There are some films that are simply destined to stay with you. Broken Flowers, released in 2005 and directed by Jim Jarmusch is one such film. Ironically, I’ve only seen Broken Flowers three times – twice when it was released on DVD and once again just recently. Saying you’ve only seen one of your favourite films less than a handful of times may seem like a bad joke, but the sheer staying power of Broken Flowers is a testament to how good it really is.
It was only two years prior to the release of Broken Flowers that its star, Bill Murray, was receiving wide acclaim for his role as a fading film star in Sofia Coppola’s Lost in Translation. Much was made of that film, and rightly so. Headlines were further made when Murray lost out on his Oscar nomination for best actor, an accolade that ultimately went to Sean Penn for his role in Mystic River. Many thought his performance as Bob Harris was the pinnacle of a wonderful career, but for other observers it was his Don Johnston who would stand out at his finest moment.
Following up one of the best films of the decade, Bill Murray would continue to do exactly what he wanted and would star in films as varied as Garfield: The Movie and The Life Aquatic With Steve Zissou – symbolising the way in which Murray had always treated his career choices. Broken Flowers would be followed by turns in The Lost City, Garfield: A Tale of Two Kitties and The Darjeeling Limited. Despite the long and varied list of starring roles and cameos, it has always been Broken Flowers that has stood out.
The set-up is simple. Don Johnston is a successful businessman, now retired, who made his fortune in computers and now wiles his time away in front of the TV and is maybe more than a little jealous of his friend & neighbour Winston (a wonderful Jeffrey Wright). Winston’s family life is perhaps the success Don really craves and his list of ex-girlfriends haunts him in various ways. After his latest squeeze – a fleeting appearance by Julie Delpy – runs out on him early one morning, he receives a letter through the post. Contained in a striking pink envelope, the letter informs Don he has a son, who may be looking for him.

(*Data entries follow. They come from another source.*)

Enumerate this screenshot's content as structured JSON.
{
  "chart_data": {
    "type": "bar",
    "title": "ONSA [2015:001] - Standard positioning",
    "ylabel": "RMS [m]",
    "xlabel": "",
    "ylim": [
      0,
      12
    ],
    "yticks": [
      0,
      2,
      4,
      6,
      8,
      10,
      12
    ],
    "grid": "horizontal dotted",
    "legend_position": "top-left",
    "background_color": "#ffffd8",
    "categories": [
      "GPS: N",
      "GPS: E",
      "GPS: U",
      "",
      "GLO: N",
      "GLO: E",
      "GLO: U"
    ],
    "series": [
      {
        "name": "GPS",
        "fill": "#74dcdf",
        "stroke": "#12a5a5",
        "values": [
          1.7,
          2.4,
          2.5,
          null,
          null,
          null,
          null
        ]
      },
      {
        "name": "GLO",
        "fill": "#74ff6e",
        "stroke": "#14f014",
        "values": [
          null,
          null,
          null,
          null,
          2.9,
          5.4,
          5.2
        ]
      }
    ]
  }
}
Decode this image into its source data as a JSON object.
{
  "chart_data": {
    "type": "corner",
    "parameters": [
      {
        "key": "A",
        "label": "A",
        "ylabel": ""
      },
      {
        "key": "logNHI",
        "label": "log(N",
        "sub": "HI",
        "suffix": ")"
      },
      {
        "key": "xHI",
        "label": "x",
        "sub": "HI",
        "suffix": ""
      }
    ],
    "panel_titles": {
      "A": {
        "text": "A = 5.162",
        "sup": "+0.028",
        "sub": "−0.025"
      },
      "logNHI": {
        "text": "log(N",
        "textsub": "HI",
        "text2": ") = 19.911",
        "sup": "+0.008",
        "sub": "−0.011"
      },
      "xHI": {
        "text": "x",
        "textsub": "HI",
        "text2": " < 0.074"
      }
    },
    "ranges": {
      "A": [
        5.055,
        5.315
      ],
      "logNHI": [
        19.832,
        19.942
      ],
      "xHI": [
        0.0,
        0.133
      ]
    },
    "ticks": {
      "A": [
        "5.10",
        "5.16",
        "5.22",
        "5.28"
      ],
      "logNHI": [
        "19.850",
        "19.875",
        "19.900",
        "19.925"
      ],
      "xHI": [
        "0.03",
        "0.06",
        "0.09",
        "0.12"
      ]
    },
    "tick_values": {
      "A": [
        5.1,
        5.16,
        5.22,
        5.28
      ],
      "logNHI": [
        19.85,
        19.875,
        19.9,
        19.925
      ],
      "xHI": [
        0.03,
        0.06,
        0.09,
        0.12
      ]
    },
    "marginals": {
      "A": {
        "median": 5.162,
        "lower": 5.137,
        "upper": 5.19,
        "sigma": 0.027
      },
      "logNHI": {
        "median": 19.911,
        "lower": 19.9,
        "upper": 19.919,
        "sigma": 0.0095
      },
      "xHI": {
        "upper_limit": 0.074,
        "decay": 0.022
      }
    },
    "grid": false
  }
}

The simplicity of Broken Flowers is one of the main reasons why it is so effective. The story allows Bill Murray’s aging don juan to take centre stage as he sets off in search of the woman who may have written the letter, and ultimately find out if he does actually have a son. Murray’s sardonic tone and world-weary features are a perfect match for Don’s mature take on life. The former lothario may be financially well-off, but it’s the deeper issues which have clearly affected his soul. Does he have a son? What kind of father would miss out on 19 years of their child’s life? Can he reacquaint himself one or more of his old flames in the hope of A) getting answers or B) maybe reigniting the spark they once had?
Some questions are answered, some are not. Perhaps most frustrating is that we never do find out if Don has a son. A café set-finale threatens answers and teases a conclusion, but it doesn’t come. Surely though, director Jim Jarmusch would never make it so easy. The point perhaps, is it’s not the destination that counts, but the getting there. We share the road trip with Don as he listens to the carefully created playlist that Winston made for him and we marvel at the way his amateur detective friend books flights, hotels and hires cars all so Don can complete his journey. The film is arguably at its best when the two share the screen – note another café scene where Murray is genuinely laughing at his partner in crime.
Broken Flowers is often funny, but not in an obvious way. There aren’t many gags, but what it has is genuinely tender moments, a star turn from Bill Murray and the finest jazz-soul soundtrack maybe ever. It didn’t get the recognition it deserved at the time, and maybe it will be a while before it truly does. For now, savour this film, delight in the fact Bill Murray had the confidence to play this part so shortly after Lost in Translation and take the time to enjoy his greatest performance to date.